Crer na Rússia não significa automaticamente acreditar em Deus e nos dogmas religiosos, pertencer à Igreja Ortodoxa não implica necessariamente participar de celebrações litúrgicas, e apoiar os “valores tradicionais” não se traduz automaticamente em adotar os ditames do catecismo.
Por Pe. Stefano Caprio*
Por ocasião do Dia da Unidade Popular na semana passada, o Centro Sociológico Vitsom do Kremlin realizou uma pesquisa sobre o tema das prioridades para a afirmação da identidade dos cidadãos russos, perguntando a qual grupo social ou comunitário eles se referem principalmente. Na prática, “Quem são vocês?”.
Os resultados revelaram, de forma esmagadora, a resposta patriótica “um cidadão da Rússia”, enquanto, surpreendentemente, o último lugar foi ocupado pela frase “um fiel da minha religião”, que teve apenas 2% das respostas (efetivamente a porcentagem de russos que frequentam serviços religiosos), ainda menos do que a resposta “um cidadão do mundo”, que recebeu 3%.
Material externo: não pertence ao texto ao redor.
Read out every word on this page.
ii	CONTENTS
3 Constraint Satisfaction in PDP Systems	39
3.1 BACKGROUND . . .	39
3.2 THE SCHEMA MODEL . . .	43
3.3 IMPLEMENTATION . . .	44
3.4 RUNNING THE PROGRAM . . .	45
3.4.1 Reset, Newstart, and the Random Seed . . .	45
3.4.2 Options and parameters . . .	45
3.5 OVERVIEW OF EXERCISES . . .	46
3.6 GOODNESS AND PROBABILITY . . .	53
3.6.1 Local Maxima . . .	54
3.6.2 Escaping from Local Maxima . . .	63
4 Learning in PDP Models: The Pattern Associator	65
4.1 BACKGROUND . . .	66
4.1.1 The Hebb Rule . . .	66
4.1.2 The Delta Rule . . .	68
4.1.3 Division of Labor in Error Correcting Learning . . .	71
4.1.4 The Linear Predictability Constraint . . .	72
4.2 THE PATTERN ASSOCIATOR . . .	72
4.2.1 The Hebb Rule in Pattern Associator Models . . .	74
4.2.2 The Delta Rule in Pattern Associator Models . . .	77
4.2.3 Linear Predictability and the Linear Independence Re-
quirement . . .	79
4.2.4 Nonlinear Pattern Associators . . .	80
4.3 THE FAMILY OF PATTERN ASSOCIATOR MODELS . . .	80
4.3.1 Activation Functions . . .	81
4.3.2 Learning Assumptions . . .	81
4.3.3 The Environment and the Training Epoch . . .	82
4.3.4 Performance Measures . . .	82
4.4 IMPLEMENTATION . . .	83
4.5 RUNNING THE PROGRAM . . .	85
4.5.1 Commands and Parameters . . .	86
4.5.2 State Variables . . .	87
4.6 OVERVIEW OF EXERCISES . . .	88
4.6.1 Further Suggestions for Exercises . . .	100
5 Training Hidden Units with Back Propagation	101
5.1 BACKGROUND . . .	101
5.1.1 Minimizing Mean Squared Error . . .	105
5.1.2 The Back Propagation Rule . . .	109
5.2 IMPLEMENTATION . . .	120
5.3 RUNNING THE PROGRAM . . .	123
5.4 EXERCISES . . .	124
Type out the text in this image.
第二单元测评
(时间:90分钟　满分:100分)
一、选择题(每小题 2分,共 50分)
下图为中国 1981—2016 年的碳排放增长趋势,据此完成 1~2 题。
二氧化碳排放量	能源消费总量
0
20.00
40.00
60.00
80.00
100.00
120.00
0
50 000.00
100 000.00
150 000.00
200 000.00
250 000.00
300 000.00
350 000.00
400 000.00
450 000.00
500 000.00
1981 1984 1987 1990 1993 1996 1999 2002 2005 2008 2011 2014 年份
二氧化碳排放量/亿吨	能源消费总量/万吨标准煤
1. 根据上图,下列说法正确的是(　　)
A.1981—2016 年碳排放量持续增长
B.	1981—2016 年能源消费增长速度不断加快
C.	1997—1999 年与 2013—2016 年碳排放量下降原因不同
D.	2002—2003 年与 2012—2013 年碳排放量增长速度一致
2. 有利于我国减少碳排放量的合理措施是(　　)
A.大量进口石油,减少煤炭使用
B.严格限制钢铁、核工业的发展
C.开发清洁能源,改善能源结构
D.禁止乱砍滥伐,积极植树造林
Uma das afirmações mais comuns, com 60%, diz respeito “à Rússia como um país multiétnico”, o que torna o país “muito mais forte”, embora no ano passado os apoiadores da “multinacionalidade” fossem 5% maiores. Os especialistas do Vitsom explicam que “quando se trata da própria identidade pessoal, a cidadania sempre vem em primeiro lugar, superando em muito outros fundamentos identitários, como o gênero, a própria geração, a profissão, a pertença étnica e muito mais”. O reconhecimento patriótico é o fator comum que une as pessoas independentemente de gênero, da idade, da condição social e da região de residência ou de origem.
A contradição mais evidente diz respeito à relação com a religião, em particular com o cristianismo ortodoxo. Uma sondagem da Vitsom de 2019 revelou que 63% dos entrevistados se declararam ortodoxos convictos, e não é fácil explicar a grande discrepância entre a identidade dos russos e sua filiação religiosa. Muito depende de como as perguntas são formuladas, do que resulta que a confissão religiosa é uma componente secundária da identidade patriótica, mesmo para outras religiões “tradicionais” na Rússia, como o islamismo, o budismo e o judaísmo, e os “valores tradicionais” não por acaso são sempre definidos como “morais e espirituais”, sendo o último subordinado do primeiro, definidos pelas autoridades civis e portanto confirmados pela bênção do padre, do rabino, do lama ou do mulá.
A pertença religiosa dos russos é muito formal, como evidenciado pela baixa assiduidade às liturgias, muitas vezes vividas mais como atos folclóricos por ocasião da Páscoa e das grandes festas, quando as pessoas vão à igreja para abençoar os doces e presentes a serem distribuídos aos parentes. Mesmo a participação nas celebrações reflete uma abordagem quase exclusivamente externa: dos poucos que frequentam a Divina Liturgia, a Missa Ortodoxa, não mais de 10% se aproximam dos sacramentos da confissão e da comunhão, enquanto o restante dos fiéis se limita a acender uma vela diante do ícone de seu santo favorito.
O renascimento religioso da década de 1990, após o fim do ateísmo comunista, testemunhou uma espetacular metamorfose de cem milhões de “não crentes” em “devotos ortodoxos”, com uma inicial busca sincera de redescoberta dos valores religiosos, quelogo se tornou um processo de votserkovlenie, o termo russo que indica a “igrejização”.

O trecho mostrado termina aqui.